Desse lado do teclado prefiro acreditar na primeira opção… especialmente pela forma como o filme se desenrola. A conexão que Abel estabelece ao longo da trama com Ève (Lilly-Rose Depp), o coloca na posição de objetificado, reforçando essa teoria. Diversos elementos levam a crer que Loius Garrel, Florence Seyvos e Jean-Claude Carrièrre (responsáveis pelo roteiro), foram sensíveis buscando sair do lugar comum. As situações narradas pelos pontos de vista dos três personagens principais (Abel, Marianne e Ève) apresentam ao público a evolução dos sentimentos em situações tratadas com um humor sutil e inteligente e com uma boa pegada melodramática.

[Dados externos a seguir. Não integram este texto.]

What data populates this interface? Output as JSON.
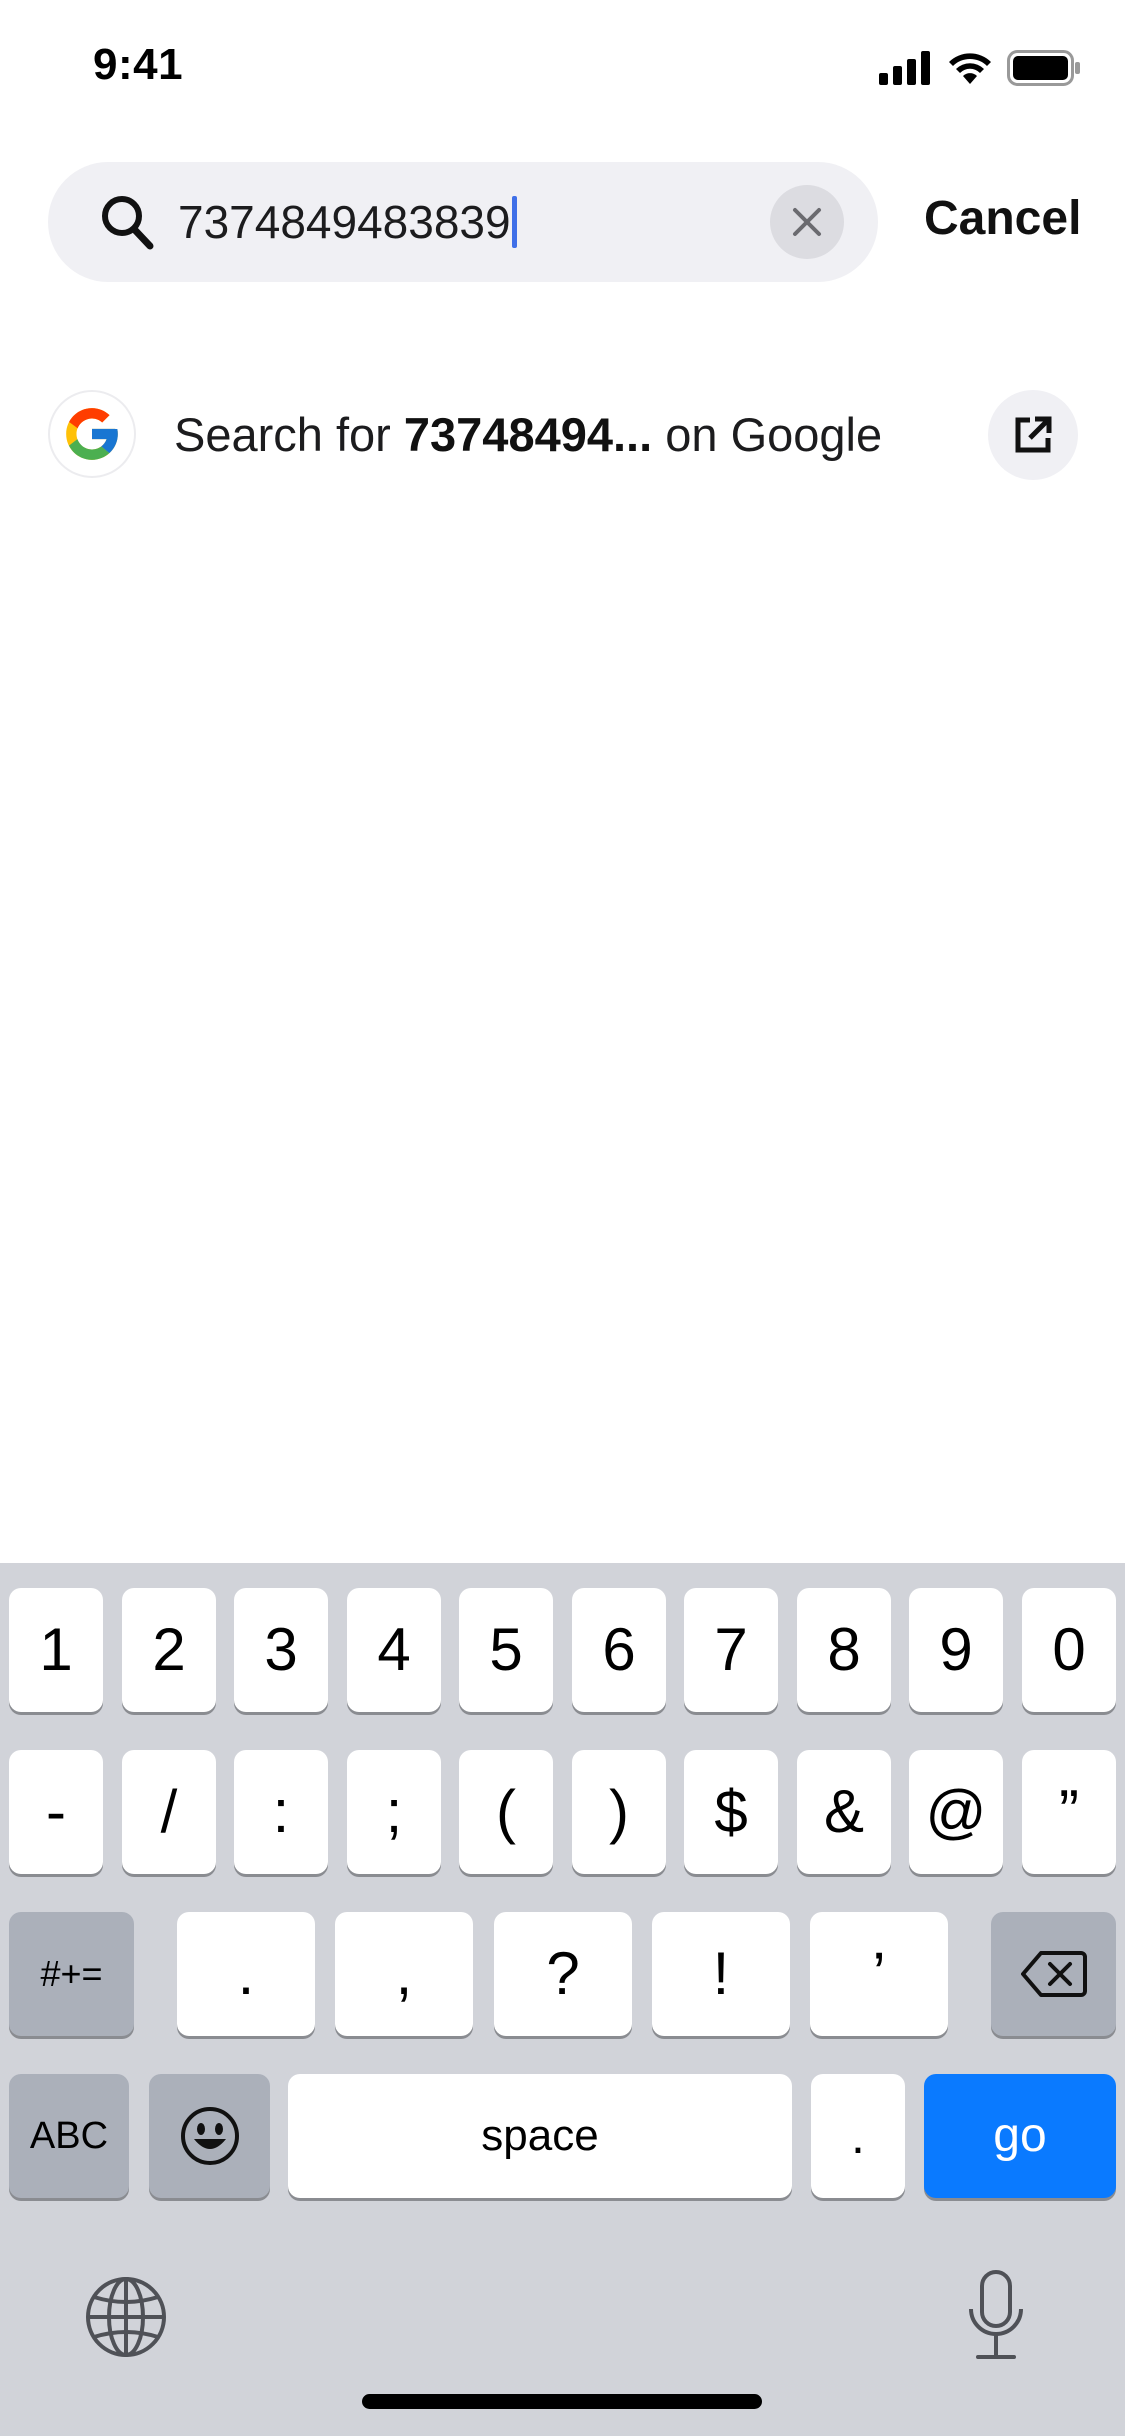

Um romance familiar desenvolvido dentro de um contexto familiar. Não se deve dizer que é mais um caso da arte imitando a vida. Mas o casal Louis Garrel (dirigindo e protagonizando) e Laetitia Casta (casadíssimos fora das telonas) tratando de temas tão fluidos em termos de relacionamentos enquanto casal dentro de cena dá aquela dúvida sobre como esse casal muso encara a monogamia na modernidade. Mas fato é que a intimidade entre os dois imprimiu na película certa naturalidade a uma abordagem de relacionamento ainda não tão naturalizada socialmente. No mais, o trabalho se desenrola sem grandes destaques para as atuações do enxuto elenco. O longa-metragem não inova no ritmo de romances, especialmente se comparados a outros produzidos pela indústria europeia. Por outro lado, não se pode dizer que reproduz a “receita de bolo” das comédias românticas estadunidenses. Mas é bastante provável que quem se agrada dessa receita gostará do filme de Louis Garrel.
O filme traz o questionamento de até que ponto padrões de relacionamento que geram tristeza e desconforto precisam ser tratados com naturalidade. Existe alguma pressão social para se adequar a novas formas de relação? Qual a grande diferença entre fidelidade e lealdade nas relações modernas? As nuances dessas questões são postas ao longo de todo o filme – que pode ser uma ferramenta interessante para avaliar as próprias relações. Mas com um olhar menos preso a problematizações sociais, o filme é uma opção que pode bater leve (como comédias românticas) para uns, ou denso para outros. Vale avaliar seu momento antes de se jogar (especialmente se for com um mozão mergulhadx nessas questões).